On the subtitle of this blog, it reads "rumination on literature, art, politics, music, photography, design (architecture and landscape), wine and spirits, &c." It doesn't mention sports, though I've devoted a fair number of posts here to the San Francisco Giants and the San Francisco 49ers, the two local sports teams I grew up watching and following since boyhood. I'm old enough to have attended one of the first games the new San Francisco Giants played at Seals Stadium (before Candlestick was built), and I'm old enough to have seen a game between the 49ers and George Halas's Chicago Bears at old Kezar Stadium in the mid-1950's.

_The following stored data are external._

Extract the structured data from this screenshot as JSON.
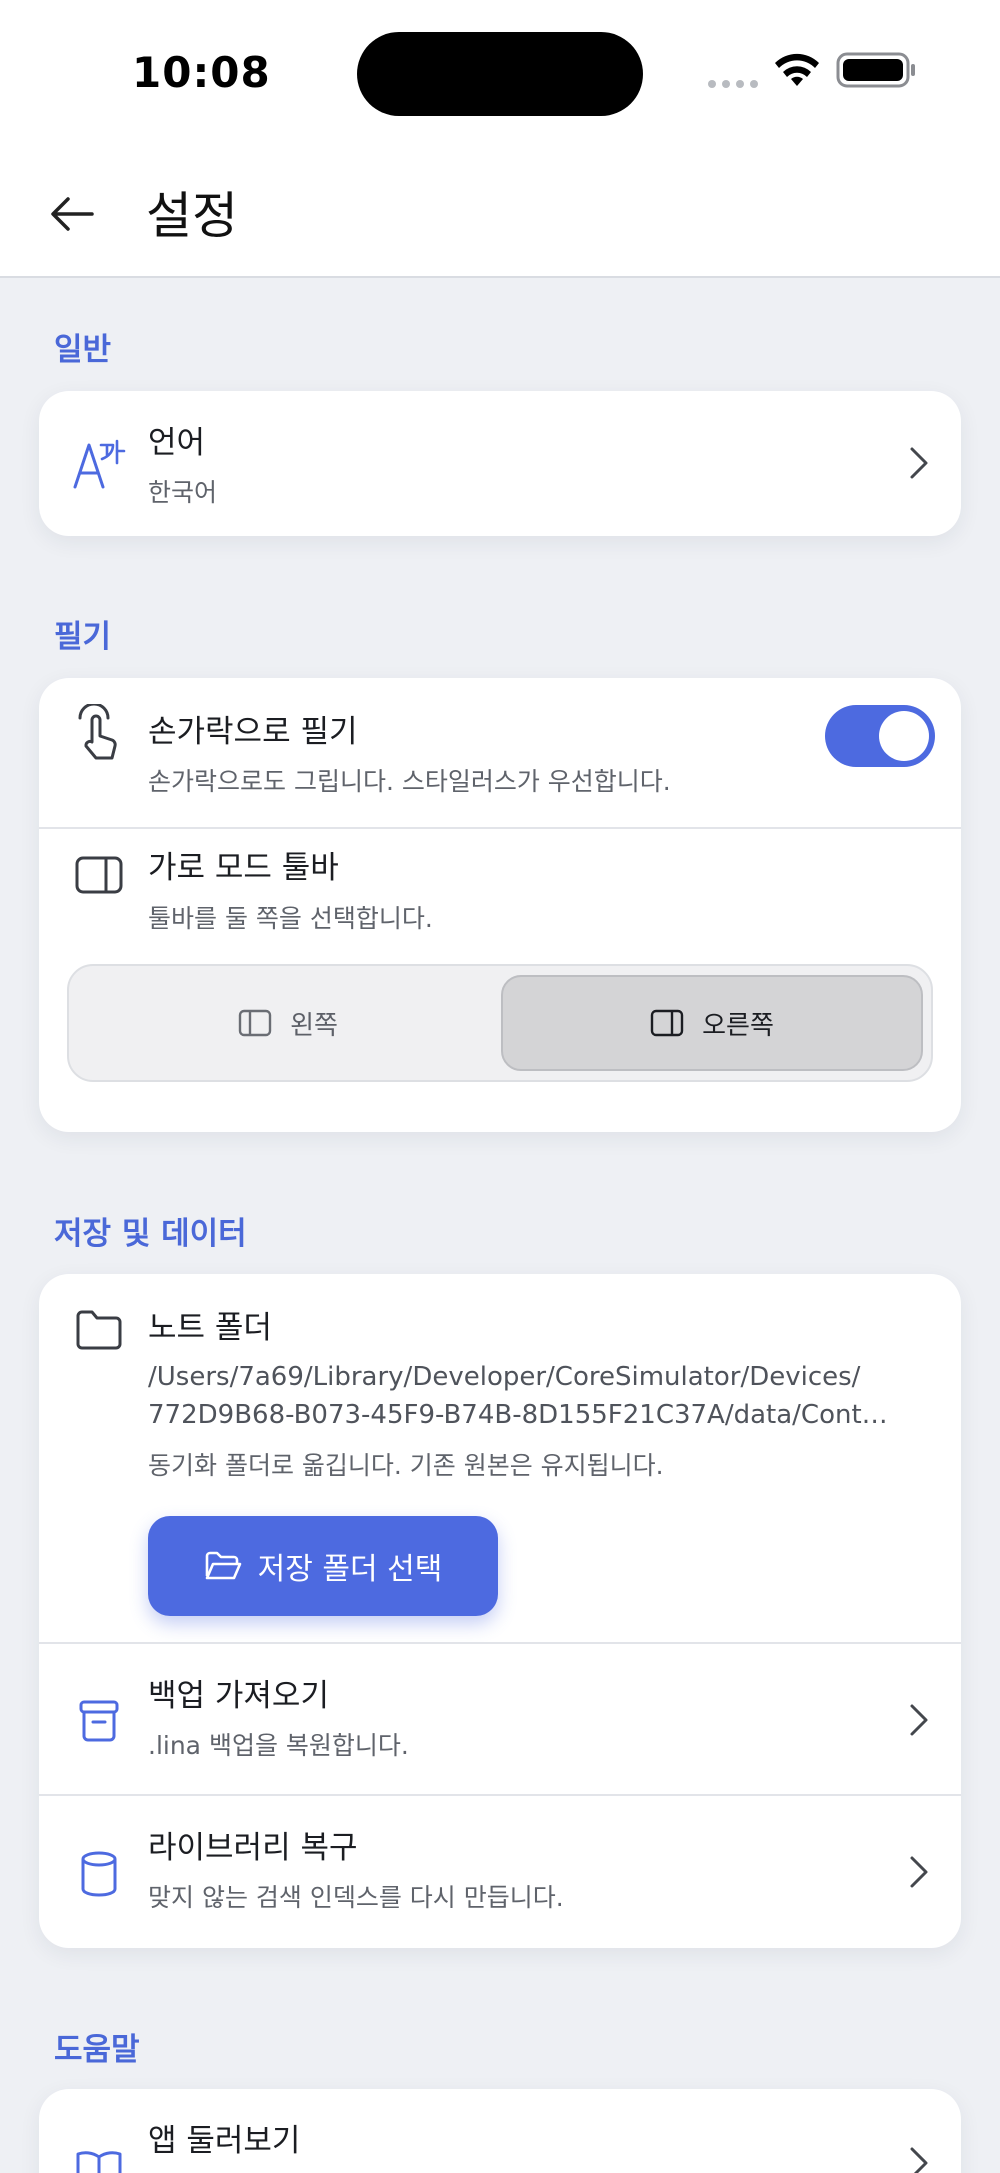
{
  "status_bar": {
    "time": "10:08"
  },
  "app_bar": {
    "title": "설정"
  },
  "sections": {
    "general": {
      "label": "일반",
      "language": {
        "title": "언어",
        "value": "한국어"
      }
    },
    "writing": {
      "label": "필기",
      "finger_writing": {
        "title": "손가락으로 필기",
        "subtitle": "손가락으로도 그립니다. 스타일러스가 우선합니다.",
        "enabled": true
      },
      "landscape_toolbar": {
        "title": "가로 모드 툴바",
        "subtitle": "툴바를 둘 쪽을 선택합니다.",
        "options": [
          "왼쪽",
          "오른쪽"
        ],
        "selected": "오른쪽"
      }
    },
    "storage": {
      "label": "저장 및 데이터",
      "notes_folder": {
        "title": "노트 폴더",
        "path_line1": "/Users/7a69/Library/Developer/CoreSimulator/Devices/",
        "path_line2": "772D9B68-B073-45F9-B74B-8D155F21C37A/data/Cont…",
        "note": "동기화 폴더로 옮깁니다. 기존 원본은 유지됩니다.",
        "button": "저장 폴더 선택"
      },
      "import_backup": {
        "title": "백업 가져오기",
        "subtitle": ".lina 백업을 복원합니다."
      },
      "repair_library": {
        "title": "라이브러리 복구",
        "subtitle": "맞지 않는 검색 인덱스를 다시 만듭니다."
      }
    },
    "help": {
      "label": "도움말",
      "app_tour": {
        "title": "앱 둘러보기"
      }
    }
  },
  "colors": {
    "accent": "#4d6ae0",
    "section_label": "#4a68d8",
    "background": "#eef0f4"
  }
}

Professional sports fandom is a kind of addiction that feeds off of boredom and little imagination, best suited to people who lack sensible diversions or hobbies. Professional sports franchises are money-making operations, designed to enlarge the fortunes (and reputations) of rich people. Over the last half-century, while mass video media has blossomed, these franchises have gone from barnstorming carnival attractions to big-time corporate management outfits. Pro sports is very big business these days. Player and coach contracts are at astronomical levels, and the cost of attending a handful of live home games has become so expensive that it will easily gobble up an ordinary middle-class family's whole annual entertainment budget in one gulp.
All of which is to say, in a way, that I take no particular pride in capitulating to the lower common denominator of my taste, by admitting that I still, in my late '60's, follow both local teams with continued interest, and feel minor emotional crises with their periodic rise and fall. My stepfather, Harry Faville, was a devotee of these teams, and a faithful one. He listened to every Giants broadcast for 25 years, and watched every 49ers game on television for the same period. When he died in 1973, he still held end-zone season tickets at Candlestick for the Niners, a purchase he would not have been able to sustain today, in the world of luxury seat-boxes, seat "licenses" and the $12 hot dog. In some sense, my obsession is a continuation of his, though I think he'd be surprised to know that.
Why care about the fortunes of a professional football team? Players come and players go, and outcomes are often decided by chance and accident. The NFL has expanded from the 12 teams I grew up knowing in the 1950's, to 32 today! There are so many teams now, and so many games, and so many players, you can hardly keep up with all of them. Understanding the odds on any given weekend you'd need a Ph.D. (or a very good computer app) for all the statistical data you'd have to process into the analysis. That makes any local franchise that much more unique for those who may be "supporting it" with their ticket sales and Sunday afternoon television game-parties.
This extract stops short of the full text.